Isolated Right Heart Failure
Patients with isolated right heart failure present with symptoms and signs of right-sided volume overload. This is a low-output syndrome in the absence of pulmonary congestion with elevated jugular venous pressure, with or without hepatomegaly and low left ventricular filling pressures. Systolic blood pressure and cardiac output are low, and right ventricular end-diastolic pressure is increased.
Cardiogenic Shock
In cardiogenic shock, there is tissue hypoperfusion induced by heart failure after adequate correction of preload and major arrhythmia. This is characterized by hypotension (SBP <90 mmHg, mean arterial pressure <60 mmHg, or a decrease of >30 mmHg from baseline systolic blood pressure) and absent or low urine output of <0.5 mL/kg/hr. Rhythm disturbance is common. Pulmonary congestion and organ hypoperfusion develop rapidly. There is a continuum from low cardiac output syndrome to cardiogenic shock.
Hypertensive Heart Failure
There are signs and symptoms of heart failure accompanied by high blood pressure and preserved left ventricular function (heart failure with a preserved ejection fraction). There is evidence of increased sympathetic tone with tachycardia and vasoconstriction. They may be mildly hypervolemic or euvolemic with signs of pulmonary congestion without signs of systemic congestion. There is a rapid response to appropriate treatment and a low hospital mortality.

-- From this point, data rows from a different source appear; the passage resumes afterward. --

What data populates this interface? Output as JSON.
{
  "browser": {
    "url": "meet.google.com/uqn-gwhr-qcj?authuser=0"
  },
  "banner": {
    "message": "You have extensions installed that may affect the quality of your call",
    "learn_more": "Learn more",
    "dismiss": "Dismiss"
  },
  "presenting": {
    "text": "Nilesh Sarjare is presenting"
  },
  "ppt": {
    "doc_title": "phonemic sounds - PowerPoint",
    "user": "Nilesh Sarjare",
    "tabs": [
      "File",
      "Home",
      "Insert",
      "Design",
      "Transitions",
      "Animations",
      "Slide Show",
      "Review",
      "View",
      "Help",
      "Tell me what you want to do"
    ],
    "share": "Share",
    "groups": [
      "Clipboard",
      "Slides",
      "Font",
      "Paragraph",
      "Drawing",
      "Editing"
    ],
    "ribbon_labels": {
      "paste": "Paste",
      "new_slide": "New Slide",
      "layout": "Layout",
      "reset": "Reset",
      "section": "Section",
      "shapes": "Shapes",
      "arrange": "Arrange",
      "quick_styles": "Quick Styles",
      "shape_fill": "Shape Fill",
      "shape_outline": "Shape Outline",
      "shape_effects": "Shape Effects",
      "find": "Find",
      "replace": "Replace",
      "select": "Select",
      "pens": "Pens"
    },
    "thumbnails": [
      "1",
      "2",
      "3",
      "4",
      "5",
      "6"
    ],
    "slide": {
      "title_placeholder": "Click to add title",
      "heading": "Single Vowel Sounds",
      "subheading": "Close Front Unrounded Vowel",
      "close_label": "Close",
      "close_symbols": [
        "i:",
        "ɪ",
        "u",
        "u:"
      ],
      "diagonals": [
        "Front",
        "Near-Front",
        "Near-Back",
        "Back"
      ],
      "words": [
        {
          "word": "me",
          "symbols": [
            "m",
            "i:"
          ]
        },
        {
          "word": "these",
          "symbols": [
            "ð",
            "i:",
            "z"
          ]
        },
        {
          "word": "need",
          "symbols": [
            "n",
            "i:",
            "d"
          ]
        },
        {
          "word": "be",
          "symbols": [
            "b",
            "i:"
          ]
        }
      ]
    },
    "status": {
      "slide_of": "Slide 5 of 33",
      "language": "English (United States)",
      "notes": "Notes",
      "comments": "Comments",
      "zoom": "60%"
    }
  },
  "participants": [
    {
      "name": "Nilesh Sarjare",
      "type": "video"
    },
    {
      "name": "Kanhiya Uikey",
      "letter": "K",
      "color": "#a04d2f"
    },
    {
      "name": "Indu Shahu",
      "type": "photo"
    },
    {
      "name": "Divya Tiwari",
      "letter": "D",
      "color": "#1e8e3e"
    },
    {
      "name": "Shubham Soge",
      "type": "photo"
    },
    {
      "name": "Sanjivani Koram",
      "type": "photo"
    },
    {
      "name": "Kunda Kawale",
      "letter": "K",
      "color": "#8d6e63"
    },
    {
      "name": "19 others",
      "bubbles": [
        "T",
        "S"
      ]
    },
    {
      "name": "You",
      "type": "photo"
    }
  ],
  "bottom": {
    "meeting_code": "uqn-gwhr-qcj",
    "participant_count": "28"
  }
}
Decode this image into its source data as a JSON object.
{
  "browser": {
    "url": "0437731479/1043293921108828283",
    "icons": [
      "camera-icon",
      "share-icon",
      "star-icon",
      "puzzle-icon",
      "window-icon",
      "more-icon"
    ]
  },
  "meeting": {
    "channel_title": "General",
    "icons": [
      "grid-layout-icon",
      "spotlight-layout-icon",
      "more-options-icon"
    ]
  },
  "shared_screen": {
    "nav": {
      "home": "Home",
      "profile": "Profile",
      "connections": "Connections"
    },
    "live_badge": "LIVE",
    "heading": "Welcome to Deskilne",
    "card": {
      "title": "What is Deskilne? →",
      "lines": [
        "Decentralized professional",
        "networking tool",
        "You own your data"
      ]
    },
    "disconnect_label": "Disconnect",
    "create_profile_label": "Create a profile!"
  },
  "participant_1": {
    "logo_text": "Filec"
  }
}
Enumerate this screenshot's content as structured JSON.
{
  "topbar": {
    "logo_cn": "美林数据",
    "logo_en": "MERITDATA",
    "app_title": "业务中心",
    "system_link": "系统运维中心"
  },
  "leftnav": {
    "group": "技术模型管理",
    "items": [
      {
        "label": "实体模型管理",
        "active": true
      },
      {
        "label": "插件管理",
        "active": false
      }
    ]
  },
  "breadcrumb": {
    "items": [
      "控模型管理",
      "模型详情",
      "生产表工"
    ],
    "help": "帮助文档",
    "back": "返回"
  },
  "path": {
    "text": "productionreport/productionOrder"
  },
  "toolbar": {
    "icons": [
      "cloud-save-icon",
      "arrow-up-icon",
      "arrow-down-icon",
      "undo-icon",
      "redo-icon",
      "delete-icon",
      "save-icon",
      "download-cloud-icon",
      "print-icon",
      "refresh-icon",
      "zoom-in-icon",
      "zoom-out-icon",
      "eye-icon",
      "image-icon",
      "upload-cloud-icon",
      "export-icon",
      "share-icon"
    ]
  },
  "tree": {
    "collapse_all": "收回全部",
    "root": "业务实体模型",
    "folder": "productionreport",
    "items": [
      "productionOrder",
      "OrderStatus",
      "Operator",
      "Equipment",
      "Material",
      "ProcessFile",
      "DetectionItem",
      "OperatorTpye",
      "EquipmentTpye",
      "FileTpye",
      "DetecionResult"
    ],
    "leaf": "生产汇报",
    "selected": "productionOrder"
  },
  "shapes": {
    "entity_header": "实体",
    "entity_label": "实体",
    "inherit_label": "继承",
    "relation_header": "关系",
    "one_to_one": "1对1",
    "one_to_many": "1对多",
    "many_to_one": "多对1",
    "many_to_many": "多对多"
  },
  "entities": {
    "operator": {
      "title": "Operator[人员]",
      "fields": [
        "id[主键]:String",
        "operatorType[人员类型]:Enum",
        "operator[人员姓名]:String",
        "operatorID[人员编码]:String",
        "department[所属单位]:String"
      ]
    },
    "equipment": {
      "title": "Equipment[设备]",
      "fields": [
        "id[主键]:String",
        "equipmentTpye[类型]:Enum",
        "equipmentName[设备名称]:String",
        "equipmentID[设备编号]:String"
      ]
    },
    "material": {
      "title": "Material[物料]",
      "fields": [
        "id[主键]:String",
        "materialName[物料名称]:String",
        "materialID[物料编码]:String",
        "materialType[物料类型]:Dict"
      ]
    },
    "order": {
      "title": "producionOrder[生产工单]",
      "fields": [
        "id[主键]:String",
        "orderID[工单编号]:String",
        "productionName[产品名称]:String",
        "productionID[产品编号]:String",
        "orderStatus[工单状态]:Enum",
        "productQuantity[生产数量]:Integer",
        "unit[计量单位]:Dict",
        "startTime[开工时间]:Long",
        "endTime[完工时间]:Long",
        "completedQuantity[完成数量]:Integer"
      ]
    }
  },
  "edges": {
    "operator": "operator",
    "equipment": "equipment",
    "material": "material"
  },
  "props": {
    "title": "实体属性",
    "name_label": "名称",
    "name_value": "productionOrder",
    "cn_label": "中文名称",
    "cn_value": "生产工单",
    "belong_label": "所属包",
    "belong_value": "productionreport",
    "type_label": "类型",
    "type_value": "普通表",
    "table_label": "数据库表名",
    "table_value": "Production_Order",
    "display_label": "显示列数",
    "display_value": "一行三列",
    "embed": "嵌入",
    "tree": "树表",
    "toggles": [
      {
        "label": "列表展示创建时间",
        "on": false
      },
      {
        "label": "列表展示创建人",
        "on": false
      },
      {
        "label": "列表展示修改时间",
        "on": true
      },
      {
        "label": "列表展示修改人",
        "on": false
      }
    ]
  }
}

Acute Coronary Syndrome and Heart Failure
Some patients with acute coronary syndrome present with symptoms and signs of heart failure. The episodes of heart failure are associated with or precipitated by arrhythmia. Patients are managed according to the acute coronary syndrome (ACS) guidelines.
Acute Mechanical Causes
Acute mechanical causes are conditions that include acute incompetence of the native or prosthetic valve due to endocarditis, aortic dissection or thrombosis, cardiac intervention, chest trauma, or acute coronary syndrome complicated by the rupture of the myocardium such as acute mitral regurgitation, free wall rupture, or ventricular septal defect.